Кирилл Петрович устремился было на помощь и вдруг остановился, ожидая, что будет.
– Ну? – повторил Костанчи. – Рассчитаемся?
Он стоял против Мишки, вытянувшись как струна, сжав кулаки, и смотрел на него тяжелым, каменным взглядом.
– Вынь руку-то! Вынь!.. И отстань! Отстань ты от нас! И ты… И все ваши… Дайте нам жить!

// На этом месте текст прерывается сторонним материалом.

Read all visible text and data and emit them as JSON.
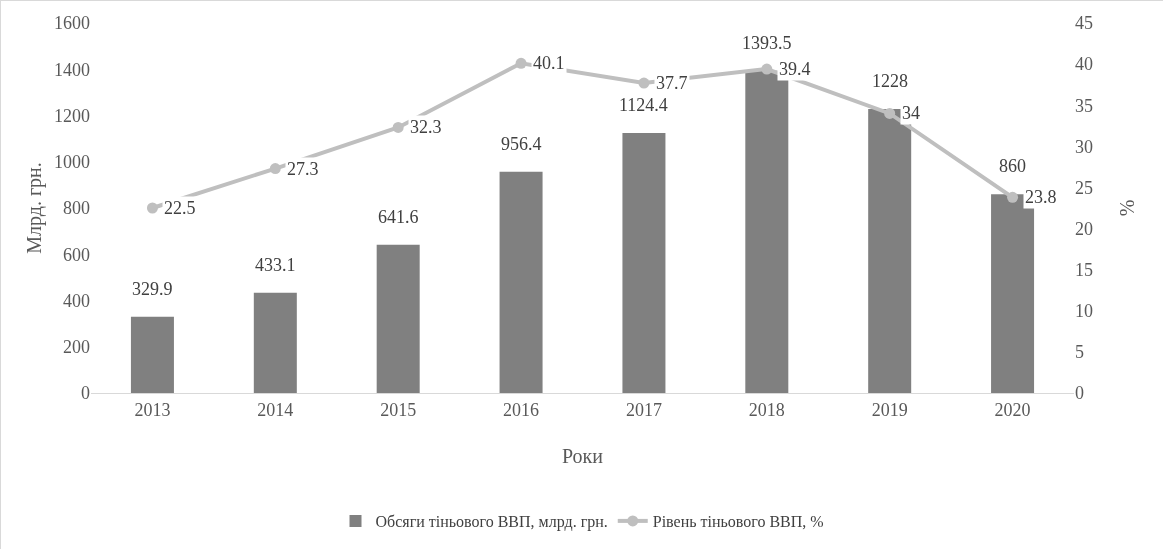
{
  "chart_data": {
    "type": "bar",
    "categories": [
      "2013",
      "2014",
      "2015",
      "2016",
      "2017",
      "2018",
      "2019",
      "2020"
    ],
    "series": [
      {
        "name": "Обсяги тіньового ВВП, млрд. грн.",
        "color": "#808080",
        "values": [
          329.9,
          433.1,
          641.6,
          956.4,
          1124.4,
          1393.5,
          1228,
          860
        ]
      },
      {
        "name": "Рівень тіньового ВВП, %",
        "type": "line",
        "axis": "y2",
        "color": "#bfbfbf",
        "values": [
          22.5,
          27.3,
          32.3,
          40.1,
          37.7,
          39.4,
          34,
          23.8
        ]
      }
    ],
    "xlabel": "Роки",
    "ylabel": "Млрд. грн.",
    "y2label": "%",
    "ylim": [
      0,
      1600
    ],
    "yticks": [
      0,
      200,
      400,
      600,
      800,
      1000,
      1200,
      1400,
      1600
    ],
    "y2lim": [
      0,
      45
    ],
    "y2ticks": [
      0,
      5,
      10,
      15,
      20,
      25,
      30,
      35,
      40,
      45
    ],
    "legend": "bottom",
    "marker": "circle",
    "data_labels": true
  }
}
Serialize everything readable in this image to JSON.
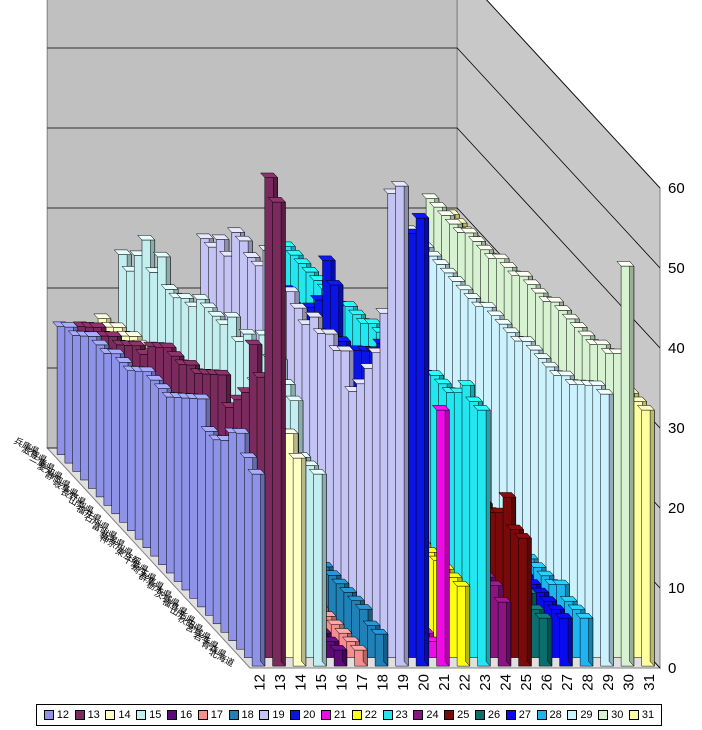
{
  "chart_data": {
    "type": "bar",
    "subtype": "3d-column",
    "title": "",
    "xlabel": "",
    "ylabel": "",
    "zlim": [
      0,
      60
    ],
    "z_ticks": [
      0,
      10,
      20,
      30,
      40,
      50,
      60
    ],
    "grid": true,
    "legend_position": "bottom",
    "categories": [
      "北海道",
      "青森県",
      "岩手県",
      "宮城県",
      "秋田県",
      "山形県",
      "福島県",
      "茨城県",
      "栃木県",
      "群馬県",
      "埼玉県",
      "千葉県",
      "東京都",
      "神奈川県",
      "新潟県",
      "富山県",
      "石川県",
      "福井県",
      "山梨県",
      "長野県",
      "岐阜県",
      "静岡県",
      "愛知県",
      "三重県",
      "滋賀県",
      "兵庫県"
    ],
    "series": [
      {
        "name": "12",
        "color": "#8F93E8",
        "values": [
          24,
          25,
          27,
          26,
          24,
          23,
          23,
          26,
          25,
          24,
          23,
          22,
          22,
          22,
          22,
          21,
          20,
          20,
          20,
          19,
          19,
          19,
          18,
          17,
          17,
          16
        ]
      },
      {
        "name": "13",
        "color": "#7A2A5C",
        "values": [
          58,
          60,
          34,
          37,
          30,
          28,
          26,
          29,
          28,
          27,
          26,
          26,
          25,
          25,
          25,
          24,
          23,
          21,
          21,
          20,
          19,
          19,
          18,
          18,
          17,
          16
        ]
      },
      {
        "name": "14",
        "color": "#FFFFC2",
        "values": [
          26,
          28,
          27,
          24,
          23,
          24,
          22,
          23,
          22,
          22,
          22,
          21,
          21,
          21,
          21,
          20,
          20,
          20,
          19,
          19,
          19,
          19,
          18,
          18,
          17,
          17
        ]
      },
      {
        "name": "15",
        "color": "#C2EEF0",
        "values": [
          24,
          24,
          24,
          30,
          31,
          33,
          32,
          34,
          27,
          32,
          30,
          32,
          30,
          30,
          30,
          30,
          28,
          28,
          27,
          27,
          30,
          27,
          30,
          27,
          24,
          25
        ]
      },
      {
        "name": "16",
        "color": "#5C0A78",
        "values": [
          2,
          2,
          2,
          3,
          2,
          2,
          2,
          2,
          2,
          2,
          2,
          2,
          2,
          2,
          2,
          2,
          2,
          2,
          2,
          2,
          2,
          2,
          2,
          2,
          2,
          2
        ]
      },
      {
        "name": "17",
        "color": "#F58E8E",
        "values": [
          2,
          2,
          2,
          2,
          2,
          2,
          2,
          2,
          2,
          2,
          2,
          2,
          2,
          2,
          2,
          2,
          2,
          2,
          2,
          2,
          2,
          2,
          2,
          2,
          2,
          2
        ]
      },
      {
        "name": "18",
        "color": "#2080B8",
        "values": [
          4,
          4,
          5,
          5,
          5,
          5,
          5,
          5,
          5,
          5,
          5,
          5,
          5,
          5,
          5,
          5,
          5,
          5,
          5,
          5,
          5,
          5,
          5,
          5,
          5,
          5
        ]
      },
      {
        "name": "19",
        "color": "#C4C4F4",
        "values": [
          60,
          58,
          42,
          36,
          33,
          30,
          28,
          32,
          31,
          32,
          31,
          32,
          30,
          31,
          32,
          31,
          31,
          34,
          31,
          31,
          32,
          32,
          28,
          29,
          27,
          27
        ]
      },
      {
        "name": "20",
        "color": "#0A14E6",
        "values": [
          56,
          53,
          46,
          41,
          37,
          35,
          33,
          32,
          31,
          28,
          30,
          36,
          38,
          32,
          30,
          26,
          28,
          29,
          26,
          27,
          24,
          23,
          22,
          22,
          21,
          20
        ]
      },
      {
        "name": "21",
        "color": "#F00AE6",
        "values": [
          32,
          2,
          2,
          2,
          2,
          2,
          2,
          2,
          2,
          2,
          2,
          2,
          2,
          2,
          2,
          2,
          2,
          2,
          2,
          2,
          2,
          2,
          2,
          2,
          2,
          2
        ]
      },
      {
        "name": "22",
        "color": "#FFFF10",
        "values": [
          10,
          10,
          10,
          10,
          10,
          10,
          10,
          10,
          10,
          10,
          10,
          10,
          10,
          10,
          10,
          10,
          10,
          10,
          10,
          10,
          10,
          10,
          10,
          10,
          10,
          10
        ]
      },
      {
        "name": "23",
        "color": "#22E6F0",
        "values": [
          32,
          32,
          33,
          31,
          30,
          30,
          30,
          29,
          30,
          29,
          29,
          29,
          28,
          28,
          28,
          27,
          27,
          27,
          26,
          26,
          26,
          26,
          26,
          26,
          26,
          26
        ]
      },
      {
        "name": "24",
        "color": "#8A1480",
        "values": [
          8,
          9,
          9,
          9,
          9,
          9,
          9,
          9,
          9,
          9,
          9,
          9,
          9,
          9,
          9,
          9,
          9,
          9,
          9,
          9,
          9,
          9,
          9,
          9,
          9,
          9
        ]
      },
      {
        "name": "25",
        "color": "#7A0A0A",
        "values": [
          16,
          16,
          19,
          16,
          15,
          15,
          21,
          16,
          16,
          15,
          16,
          16,
          16,
          16,
          16,
          16,
          16,
          16,
          16,
          16,
          16,
          16,
          16,
          16,
          16,
          16
        ]
      },
      {
        "name": "26",
        "color": "#0A6E6E",
        "values": [
          6,
          6,
          7,
          6,
          6,
          6,
          6,
          6,
          6,
          6,
          6,
          6,
          6,
          6,
          6,
          6,
          6,
          6,
          6,
          6,
          6,
          6,
          6,
          6,
          6,
          6
        ]
      },
      {
        "name": "27",
        "color": "#0A0AF0",
        "values": [
          6,
          6,
          6,
          6,
          6,
          6,
          6,
          6,
          6,
          6,
          6,
          6,
          6,
          6,
          6,
          6,
          6,
          6,
          6,
          6,
          6,
          6,
          6,
          6,
          6,
          6
        ]
      },
      {
        "name": "28",
        "color": "#1EB4F0",
        "values": [
          6,
          6,
          6,
          7,
          6,
          6,
          6,
          6,
          6,
          6,
          6,
          6,
          6,
          6,
          6,
          6,
          6,
          6,
          6,
          6,
          6,
          6,
          6,
          6,
          6,
          6
        ]
      },
      {
        "name": "29",
        "color": "#CCF2FF",
        "values": [
          34,
          34,
          33,
          32,
          31,
          31,
          30,
          30,
          30,
          30,
          30,
          29,
          29,
          29,
          29,
          29,
          28,
          28,
          28,
          28,
          28,
          28,
          28,
          28,
          28,
          28
        ]
      },
      {
        "name": "30",
        "color": "#D6F2D0",
        "values": [
          50,
          38,
          37,
          37,
          36,
          36,
          36,
          36,
          36,
          36,
          35,
          35,
          35,
          35,
          34,
          34,
          34,
          33,
          33,
          33,
          33,
          32,
          32,
          32,
          32,
          32
        ]
      },
      {
        "name": "31",
        "color": "#FFFFA0",
        "values": [
          32,
          32,
          32,
          31,
          31,
          31,
          31,
          30,
          30,
          30,
          30,
          30,
          30,
          30,
          30,
          30,
          30,
          30,
          30,
          30,
          30,
          30,
          30,
          30,
          30,
          30
        ]
      }
    ]
  }
}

– Жить?.. Ты жить захотел? – зло ухмыльнувшись, перебил его Мишка. – А что своего топишь…
– Своего?.. – переспросил Костанчи. – Знаешь что?.. Давай вот на нож!.. И посмотрим!
– Ну, ну! Кончать! – решительно прервал их теперь Кирилл Петрович. – Мы без ножей обойдемся. Кончать!.. Что у тебя там? Выкладывай! – сказал он, обращаясь к Мишке.
Мишка, точно очнувшись, осмотрелся и вдруг увидел, что, пока он препирался с Костанчи, живая стена ребят оказалась между ним и дверью. Он, подчиняясь инстинкту, хотел обогнуть эту стену и бежать, бежать во что бы то ни стало. Но тут на его дороге стал Антон, и вслед за этим вся стена, сплошная стена ребят, вдруг ожила и обрушилась на него. Все завертелось, зашумело, закричало – и Кирилл Петрович, бросившийся в центр этой свалки, с трудом вытянул оттуда взъерошенного Мишку Шевчука. Губа у него была рассечена, а на полу валялась выпавшая каким-то образом в борьбе пика.
29
Максим Кузьмич в ту же ночь вернулся из колхоза и узнал о событиях в колонии. Было решено передать дело о виновных прокурору.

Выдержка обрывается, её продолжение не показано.